I have yet to find a mail program that cannot do both reply modes,
though innumerable users have tried to maintain otherwise.
o Or, they mistakenly but with the best of intentions think a
"personal" response (i.e., one via private e-mail) is as a
general rule appropriate as a response to a public mailing list
thread.
These are innocent and minor errors/misconceptions, but we try to help
people get past them. The whole idea of a public mailing list such as
this one is to further the state of _collective_ understanding of the
topic. Obviously, private-mail side-discussions help only one person;
the same discussion if held on the public mailing list might by contrast
help hundreds of people, if you count subsequent search hits.[1] So,
except in rare cases where you have reason to start a private-mail
side-discussion with someone, you should always use your e-mail
program's reply-to-all command, when responding to a mailing list
discussion. In those few exceptional cases, _please_ explain to your
correspondent that you've departed into private mail, and why.
If you're unclear on how to find that reply-to-all command, please ask
the mailing list for help, and very likely someone can assist you.

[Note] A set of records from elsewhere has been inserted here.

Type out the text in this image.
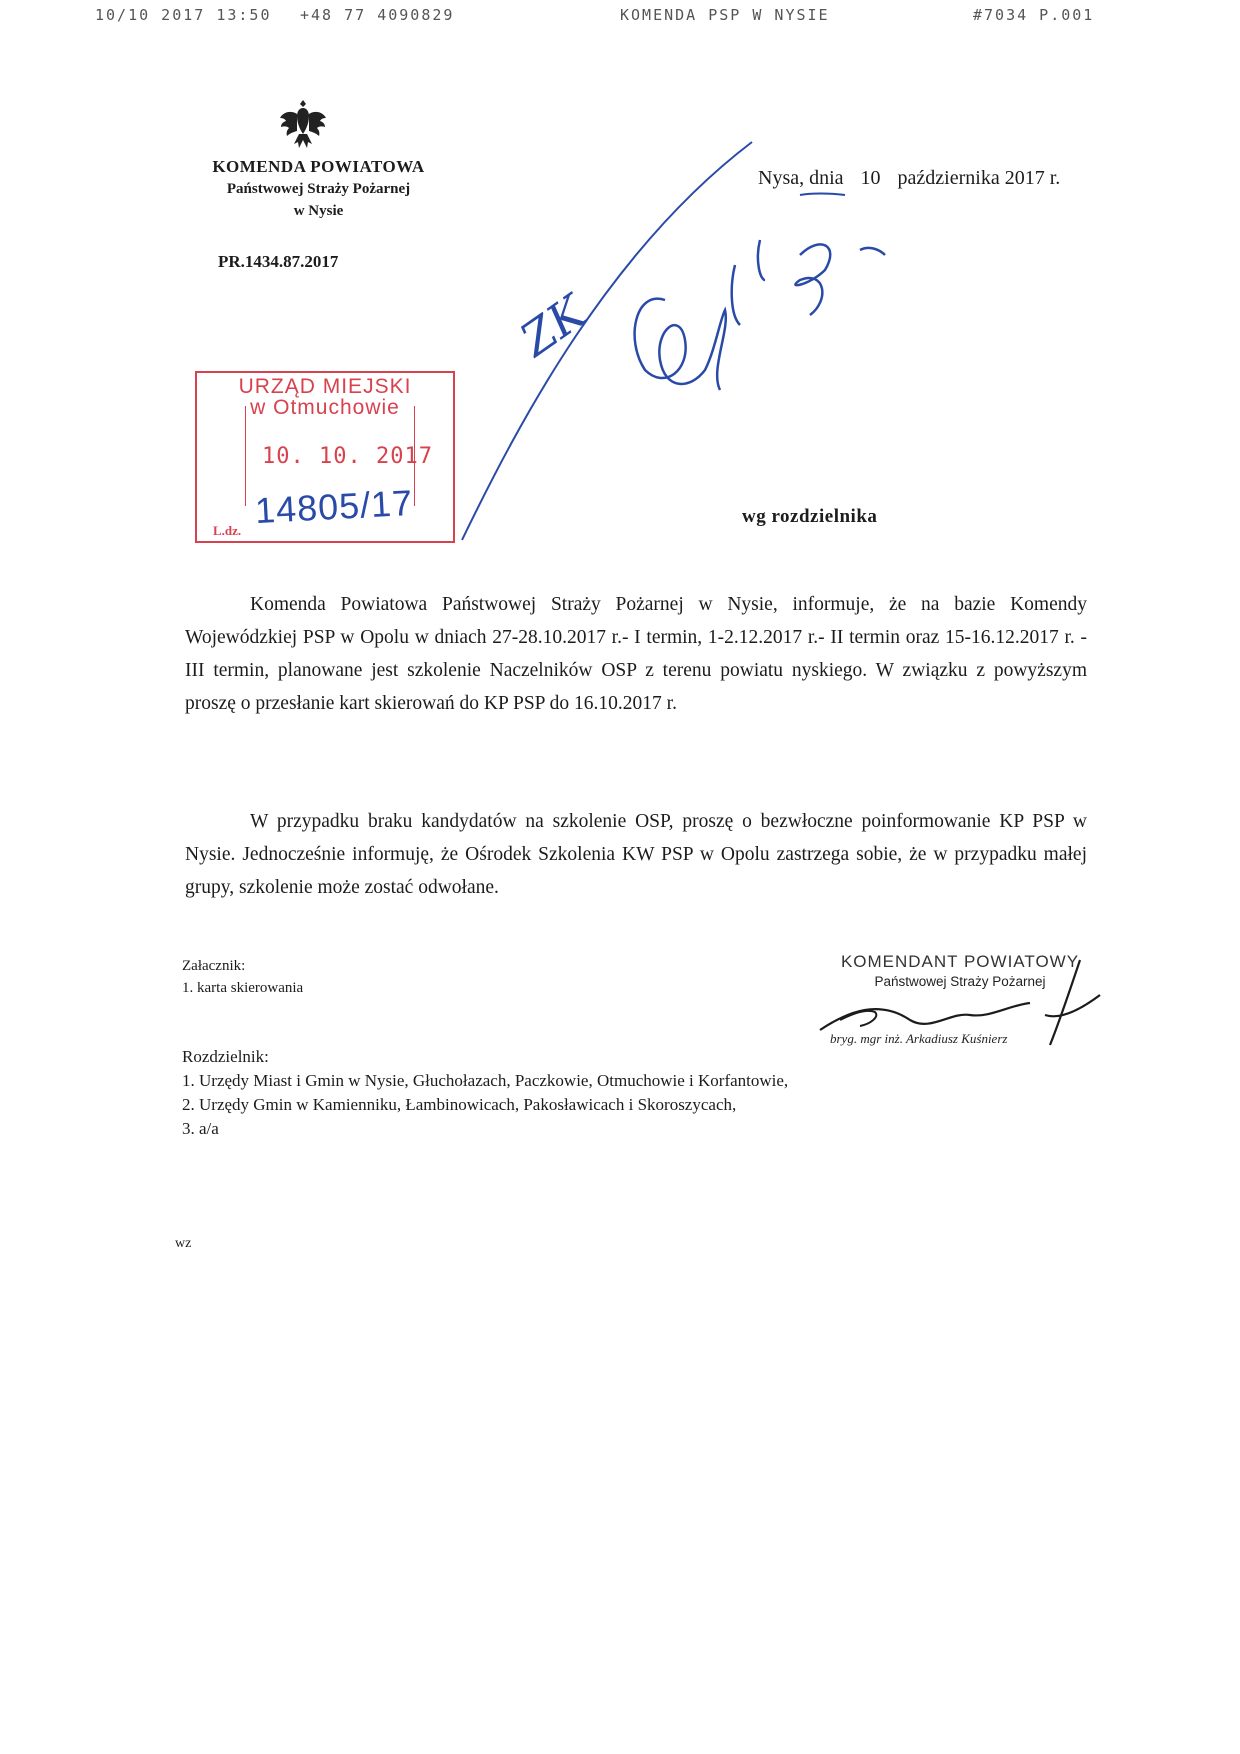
10/10 2017 13:50 +48 77 4090829	KOMENDA PSP W NYSIE	#7034 P.001
KOMENDA POWIATOWA
Państwowej Straży Pożarnej
w Nysie
PR.1434.87.2017
Nysa, dnia 10 października 2017 r.
URZĄD MIEJSKI
w Otmuchowie
10. 10. 2017
L.dz. 14805/17
ZK
wg rozdzielnika
Komenda Powiatowa Państwowej Straży Pożarnej w Nysie, informuje, że na bazie Komendy Wojewódzkiej PSP w Opolu w dniach 27-28.10.2017 r.- I termin, 1-2.12.2017 r.- II termin oraz 15-16.12.2017 r. - III termin, planowane jest szkolenie Naczelników OSP z terenu powiatu nyskiego. W związku z powyższym proszę o przesłanie kart skierowań do KP PSP do 16.10.2017 r.
W przypadku braku kandydatów na szkolenie OSP, proszę o bezwłoczne poinformowanie KP PSP w Nysie. Jednocześnie informuję, że Ośrodek Szkolenia KW PSP w Opolu zastrzega sobie, że w przypadku małej grupy, szkolenie może zostać odwołane.
Załacznik:
1. karta skierowania
KOMENDANT POWIATOWY
Państwowej Straży Pożarnej
bryg. mgr inż. Arkadiusz Kuśnierz
Rozdzielnik:
1. Urzędy Miast i Gmin w Nysie, Głuchołazach, Paczkowie, Otmuchowie i Korfantowie,
2. Urzędy Gmin w Kamienniku, Łambinowicach, Pakosławicach i Skoroszycach,
3. a/a
wz
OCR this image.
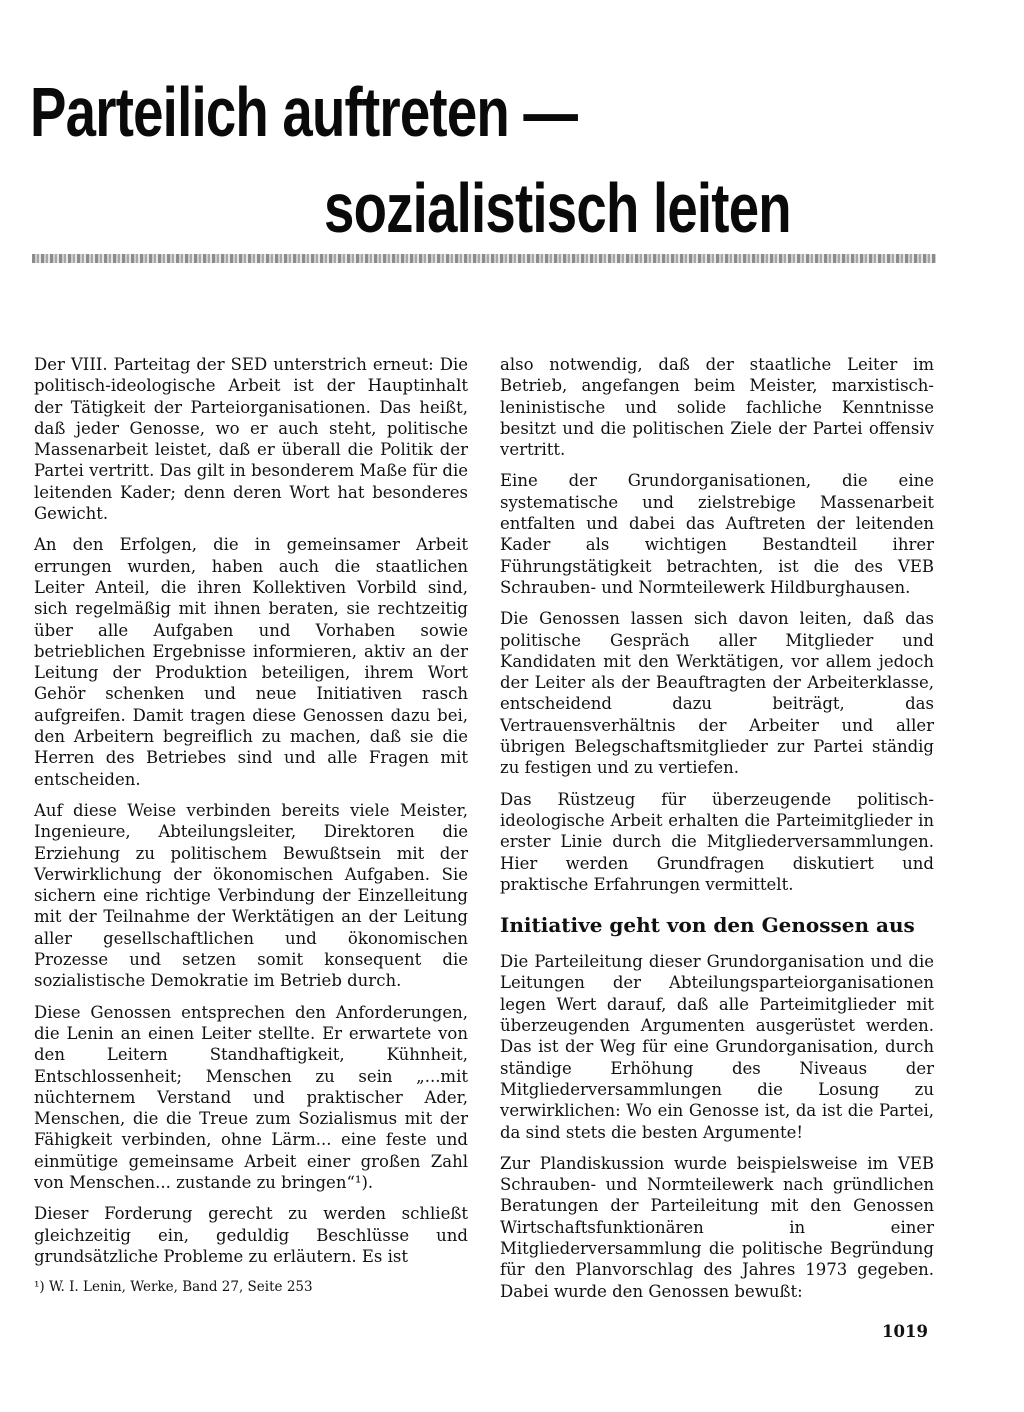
Parteilich auftreten —
sozialistisch leiten

Der VIII. Parteitag der SED unterstrich erneut: Die politisch-ideologische Arbeit ist der Hauptinhalt der Tätigkeit der Parteiorganisationen. Das heißt, daß jeder Genosse, wo er auch steht, politische Massenarbeit leistet, daß er überall die Politik der Partei vertritt. Das gilt in besonderem Maße für die leitenden Kader; denn deren Wort hat besonderes Gewicht.

An den Erfolgen, die in gemeinsamer Arbeit errungen wurden, haben auch die staatlichen Leiter Anteil, die ihren Kollektiven Vorbild sind, sich regelmäßig mit ihnen beraten, sie rechtzeitig über alle Aufgaben und Vorhaben sowie betrieblichen Ergebnisse informieren, aktiv an der Leitung der Produktion beteiligen, ihrem Wort Gehör schenken und neue Initiativen rasch aufgreifen. Damit tragen diese Genossen dazu bei, den Arbeitern begreiflich zu machen, daß sie die Herren des Betriebes sind und alle Fragen mit entscheiden.

Auf diese Weise verbinden bereits viele Meister, Ingenieure, Abteilungsleiter, Direktoren die Erziehung zu politischem Bewußtsein mit der Verwirklichung der ökonomischen Aufgaben. Sie sichern eine richtige Verbindung der Einzelleitung mit der Teilnahme der Werktätigen an der Leitung aller gesellschaftlichen und ökonomischen Prozesse und setzen somit konsequent die sozialistische Demokratie im Betrieb durch.

Diese Genossen entsprechen den Anforderungen, die Lenin an einen Leiter stellte. Er erwartete von den Leitern Standhaftigkeit, Kühnheit, Entschlossenheit; Menschen zu sein „...mit nüchternem Verstand und praktischer Ader, Menschen, die die Treue zum Sozialismus mit der Fähigkeit verbinden, ohne Lärm... eine feste und einmütige gemeinsame Arbeit einer großen Zahl von Menschen... zustande zu bringen“¹).

Dieser Forderung gerecht zu werden schließt gleichzeitig ein, geduldig Beschlüsse und grundsätzliche Probleme zu erläutern. Es ist

¹) W. I. Lenin, Werke, Band 27, Seite 253

also notwendig, daß der staatliche Leiter im Betrieb, angefangen beim Meister, marxistisch-leninistische und solide fachliche Kenntnisse besitzt und die politischen Ziele der Partei offensiv vertritt.

Eine der Grundorganisationen, die eine systematische und zielstrebige Massenarbeit entfalten und dabei das Auftreten der leitenden Kader als wichtigen Bestandteil ihrer Führungstätigkeit betrachten, ist die des VEB Schrauben- und Normteilewerk Hildburghausen.

Die Genossen lassen sich davon leiten, daß das politische Gespräch aller Mitglieder und Kandidaten mit den Werktätigen, vor allem jedoch der Leiter als der Beauftragten der Arbeiterklasse, entscheidend dazu beiträgt, das Vertrauensverhältnis der Arbeiter und aller übrigen Belegschaftsmitglieder zur Partei ständig zu festigen und zu vertiefen.

Das Rüstzeug für überzeugende politisch-ideologische Arbeit erhalten die Parteimitglieder in erster Linie durch die Mitgliederversammlungen. Hier werden Grundfragen diskutiert und praktische Erfahrungen vermittelt.

Initiative geht von den Genossen aus

Die Parteileitung dieser Grundorganisation und die Leitungen der Abteilungsparteiorganisationen legen Wert darauf, daß alle Parteimitglieder mit überzeugenden Argumenten ausgerüstet werden. Das ist der Weg für eine Grundorganisation, durch ständige Erhöhung des Niveaus der Mitgliederversammlungen die Losung zu verwirklichen: Wo ein Genosse ist, da ist die Partei, da sind stets die besten Argumente!

Zur Plandiskussion wurde beispielsweise im VEB Schrauben- und Normteilewerk nach gründlichen Beratungen der Parteileitung mit den Genossen Wirtschaftsfunktionären in einer Mitgliederversammlung die politische Begründung für den Planvorschlag des Jahres 1973 gegeben. Dabei wurde den Genossen bewußt:

1019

[1] The completely uncharitable, cynical interpretation grizzled
old-timers are tempted towards, when they receive such private mail, is
that the querent is trying to get free-of-charge private computer
consulting from a stranger. That is of course almost never actually the
case, but it starts to seem that way after having it happen to you about
twenty times a day for a couple of decades.